Fleetwood Mac, Madison Square Garden, 1977. I was a seventeen, Fleetwood Mac was the biggest band on the planet at the time, and friends had an uncle in Manhattan whose floor we could camp out on after the big show. Okay, I’m in. I’m an introvert, so I don’t love crowds, and – MSG was pretty overwhelming for a kid from the sticks, but then the whole experience was a lot: the bus, the subway, the streets of midtown and the Upper West Side, near Columbia U. I saw more people in an hour that day than I usually encountered over the course of a month or possibly two months living in upstate, small-town America.
The city in the seventies was gritty and colorful, chaotic to my eyes. Midtown was home to numerous X-rated movie houses and peep shows I gaped at, subtly (Anal Angel?!! All-Male Revue?!!!). Wide bell bottoms and button-up print shirts for men and women in psychedelic paisleys and other patterns were the rage. And everyone had so much hair, except me; I have never had a lot. I was there very much as a follower, a watcher, a lost lamb being led by more experienced types, our new friends who’d once lived in Riverdale (wasn’t that where Archie lived? I didn’t want to make a fool of myself, so I didn’t ask), in the Bronx (where was that, exactly? again, I didn’t ask). They had moved to the Catskills after their parents divorced. Riverdale was too expensive, it was inferred, or perhaps I overheard my parents say, for a divorcee with three kids to raise, even one whose ex was a kind of big-wig – it was also inferred – who worked at Yale. He’d married again, and supporting two families is expensive, even I knew that, could figure that out. They were the first kids I knew whose parents had split up. How was that for them, other than hard? Again, I never asked.

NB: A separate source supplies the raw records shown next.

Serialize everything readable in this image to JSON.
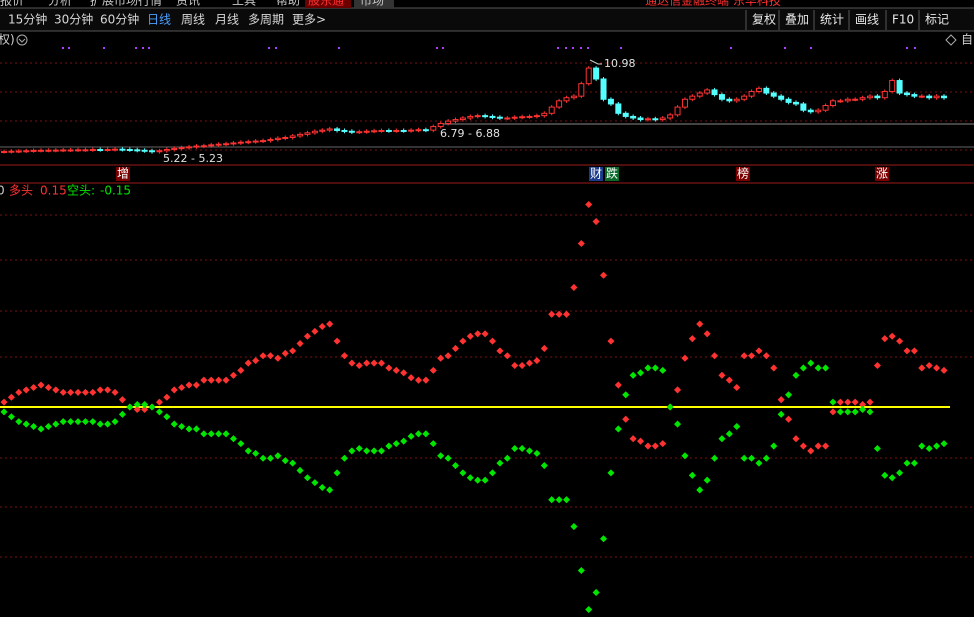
{
  "menu": [
    "报价",
    "分析",
    "扩展市场行情",
    "资讯",
    "工具",
    "帮助",
    "股东通",
    "市场",
    "通达信金融终端 东华科技"
  ],
  "periods": [
    "15分钟",
    "30分钟",
    "60分钟",
    "日线",
    "周线",
    "月线",
    "多周期",
    "更多>"
  ],
  "buttons": [
    "复权",
    "叠加",
    "统计",
    "画线",
    "F10",
    "标记"
  ],
  "panel_prefix": "权)",
  "panel_right": "自",
  "price_panel": {
    "high_label": "10.98",
    "mid_label": "6.79 - 6.88",
    "low_label": "5.22 - 5.23",
    "closes": [
      5.25,
      5.27,
      5.28,
      5.3,
      5.32,
      5.33,
      5.33,
      5.34,
      5.35,
      5.35,
      5.36,
      5.36,
      5.38,
      5.37,
      5.38,
      5.4,
      5.38,
      5.36,
      5.33,
      5.3,
      5.24,
      5.3,
      5.38,
      5.45,
      5.5,
      5.55,
      5.6,
      5.62,
      5.68,
      5.72,
      5.75,
      5.8,
      5.85,
      5.88,
      5.92,
      5.95,
      6.02,
      6.1,
      6.15,
      6.25,
      6.35,
      6.45,
      6.55,
      6.62,
      6.7,
      6.6,
      6.55,
      6.5,
      6.52,
      6.55,
      6.58,
      6.6,
      6.58,
      6.6,
      6.58,
      6.62,
      6.65,
      6.62,
      6.85,
      7.05,
      7.2,
      7.3,
      7.4,
      7.5,
      7.55,
      7.5,
      7.45,
      7.4,
      7.4,
      7.45,
      7.48,
      7.5,
      7.55,
      7.7,
      8.1,
      8.5,
      8.7,
      8.8,
      9.6,
      10.6,
      9.9,
      8.6,
      8.3,
      7.7,
      7.5,
      7.4,
      7.3,
      7.35,
      7.3,
      7.4,
      7.6,
      8.1,
      8.6,
      8.8,
      9.0,
      9.2,
      8.9,
      8.6,
      8.5,
      8.6,
      8.8,
      9.1,
      9.3,
      9.0,
      8.8,
      8.6,
      8.4,
      8.3,
      7.9,
      7.8,
      7.9,
      8.2,
      8.5,
      8.5,
      8.6,
      8.6,
      8.7,
      8.8,
      8.7,
      9.1,
      9.8,
      9.0,
      8.9,
      8.8,
      8.8,
      8.7,
      8.8,
      8.7
    ]
  },
  "events": [
    "增",
    "财",
    "跌",
    "榜",
    "涨"
  ],
  "indicator": {
    "prefix": "0",
    "bull_name": "多头",
    "bull_value": 0.15,
    "bear_name": "空头:",
    "bear_value": -0.15,
    "bull": [
      0.02,
      0.04,
      0.06,
      0.07,
      0.08,
      0.09,
      0.08,
      0.07,
      0.06,
      0.06,
      0.06,
      0.06,
      0.06,
      0.07,
      0.07,
      0.06,
      0.03,
      0.0,
      -0.01,
      -0.01,
      0.0,
      0.02,
      0.04,
      0.07,
      0.08,
      0.09,
      0.09,
      0.11,
      0.11,
      0.11,
      0.11,
      0.13,
      0.15,
      0.18,
      0.19,
      0.21,
      0.21,
      0.2,
      0.22,
      0.23,
      0.26,
      0.29,
      0.31,
      0.33,
      0.34,
      0.27,
      0.21,
      0.18,
      0.17,
      0.18,
      0.18,
      0.18,
      0.16,
      0.15,
      0.14,
      0.12,
      0.11,
      0.11,
      0.15,
      0.2,
      0.21,
      0.24,
      0.27,
      0.29,
      0.3,
      0.3,
      0.27,
      0.23,
      0.21,
      0.17,
      0.17,
      0.18,
      0.19,
      0.24,
      0.38,
      0.38,
      0.38,
      0.49,
      0.67,
      0.83,
      0.76,
      0.54,
      0.27,
      0.09,
      -0.05,
      -0.13,
      -0.14,
      -0.16,
      -0.16,
      -0.15,
      0.0,
      0.07,
      0.2,
      0.28,
      0.34,
      0.3,
      0.21,
      0.13,
      0.11,
      0.08,
      0.21,
      0.21,
      0.23,
      0.21,
      0.16,
      0.03,
      -0.05,
      -0.13,
      -0.16,
      -0.18,
      -0.16,
      -0.16,
      -0.02,
      0.02,
      0.02,
      0.02,
      0.01,
      0.02,
      0.17,
      0.28,
      0.29,
      0.27,
      0.23,
      0.23,
      0.16,
      0.17,
      0.16,
      0.15
    ],
    "bear": [
      -0.02,
      -0.04,
      -0.06,
      -0.07,
      -0.08,
      -0.09,
      -0.08,
      -0.07,
      -0.06,
      -0.06,
      -0.06,
      -0.06,
      -0.06,
      -0.07,
      -0.07,
      -0.06,
      -0.03,
      0.0,
      0.01,
      0.01,
      0.0,
      -0.02,
      -0.04,
      -0.07,
      -0.08,
      -0.09,
      -0.09,
      -0.11,
      -0.11,
      -0.11,
      -0.11,
      -0.13,
      -0.15,
      -0.18,
      -0.19,
      -0.21,
      -0.21,
      -0.2,
      -0.22,
      -0.23,
      -0.26,
      -0.29,
      -0.31,
      -0.33,
      -0.34,
      -0.27,
      -0.21,
      -0.18,
      -0.17,
      -0.18,
      -0.18,
      -0.18,
      -0.16,
      -0.15,
      -0.14,
      -0.12,
      -0.11,
      -0.11,
      -0.15,
      -0.2,
      -0.21,
      -0.24,
      -0.27,
      -0.29,
      -0.3,
      -0.3,
      -0.27,
      -0.23,
      -0.21,
      -0.17,
      -0.17,
      -0.18,
      -0.19,
      -0.24,
      -0.38,
      -0.38,
      -0.38,
      -0.49,
      -0.67,
      -0.83,
      -0.76,
      -0.54,
      -0.27,
      -0.09,
      0.05,
      0.13,
      0.14,
      0.16,
      0.16,
      0.15,
      0.0,
      -0.07,
      -0.2,
      -0.28,
      -0.34,
      -0.3,
      -0.21,
      -0.13,
      -0.11,
      -0.08,
      -0.21,
      -0.21,
      -0.23,
      -0.21,
      -0.16,
      -0.03,
      0.05,
      0.13,
      0.16,
      0.18,
      0.16,
      0.16,
      0.02,
      -0.02,
      -0.02,
      -0.02,
      -0.01,
      -0.02,
      -0.17,
      -0.28,
      -0.29,
      -0.27,
      -0.23,
      -0.23,
      -0.16,
      -0.17,
      -0.16,
      -0.15
    ]
  }
}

It was the divorcee’s brother whose apartment we camped in; we’d done something similar with a politically ambitious local Pastor several years before, but I can’t remember what we did in the city with that guy. He’d left after losing his bid for a seat in congress, intent on trying again in another rural district, this time in Pennsylvania. Never liked him, an intellectual and spiritual bully, but he did, slightly, expand my world, I guess.
The concert was great, if overwhelming for me; so much noise and so many people crammed together in that space, singing along. I still love that album, Rumors, but I wasn’t just an introvert who didn’t know it, I was a real tight-ass. I spent the lead-up to the main event (was Kenny Loggins the warm-up?) with my knickers in a serious twist because the entire place was lighting up doobies, including several members of my own party! Horror upon horror! You’re smoking pot?! But but but – pot is illegal! This is wrong! And smoking of any kind is bad for you, harmful and terrible! Yet other than refusing to participate, lil lamb over thissaways kept her mouth shut because objecting would have been seriously uncool – even tight-assed me knew that, although objecting would also have been honest, because I was so, so deeply uncool.
I had just graduated from high school, and was as terrified of the future as I had ever been. I so wanted to get away from my annihilating mother, my suffocating family of origin, and – I was frightened by what was ahead. I didn’t have my parents’ support for my chosen major and career – theatre; they’d also extracted a promise from me that if they ‘let me’ major in theatre I would never ask them for money, or financial assistance, ever. I agreed, even though I had received a full academic scholarship to the university I attended, even though no such promise was extracted from my older sister, who received zero dollars toward her college education as a painting major. Would I be able to cobble together some kind of career? Some kind of life? Would I be okay? Was I okay?
The future loomed before me like a giant blank screen, just nothing, just – whatever I made up, created. I might have been a tight ass where pot was concerned, but I was drinking a lot. Ten days after the concert – and after I turned eighteen – one of my high school teachers sexually assaulted me. Six weeks after that yet another former teacher did the same. My supposed best friend had told me ‘you deserved it’ when teacher number one went for it, went for me; things were shifting so quickly I was unable to keep up, but I certainly kept up the happy high school graduate facade. I put on at least twenty pounds, protection, I thought, against more predatory men. Fat chance of that, honey.
Life isn’t just what we choose, it’s what happens to us regardless of choice, or intent. I was and remain a bit naïve, and, at times, a bit rigid in my thinking. Pot, which I did eventually indulge in, didn’t remove what ailed me, but music has always helped. These days, as background to my days, I play meditation music, singing bowls, chanting. Maybe one day I’ll listen to Fleetwood Mac and reminisce about the good old days; I do still own the album, but – were they so good?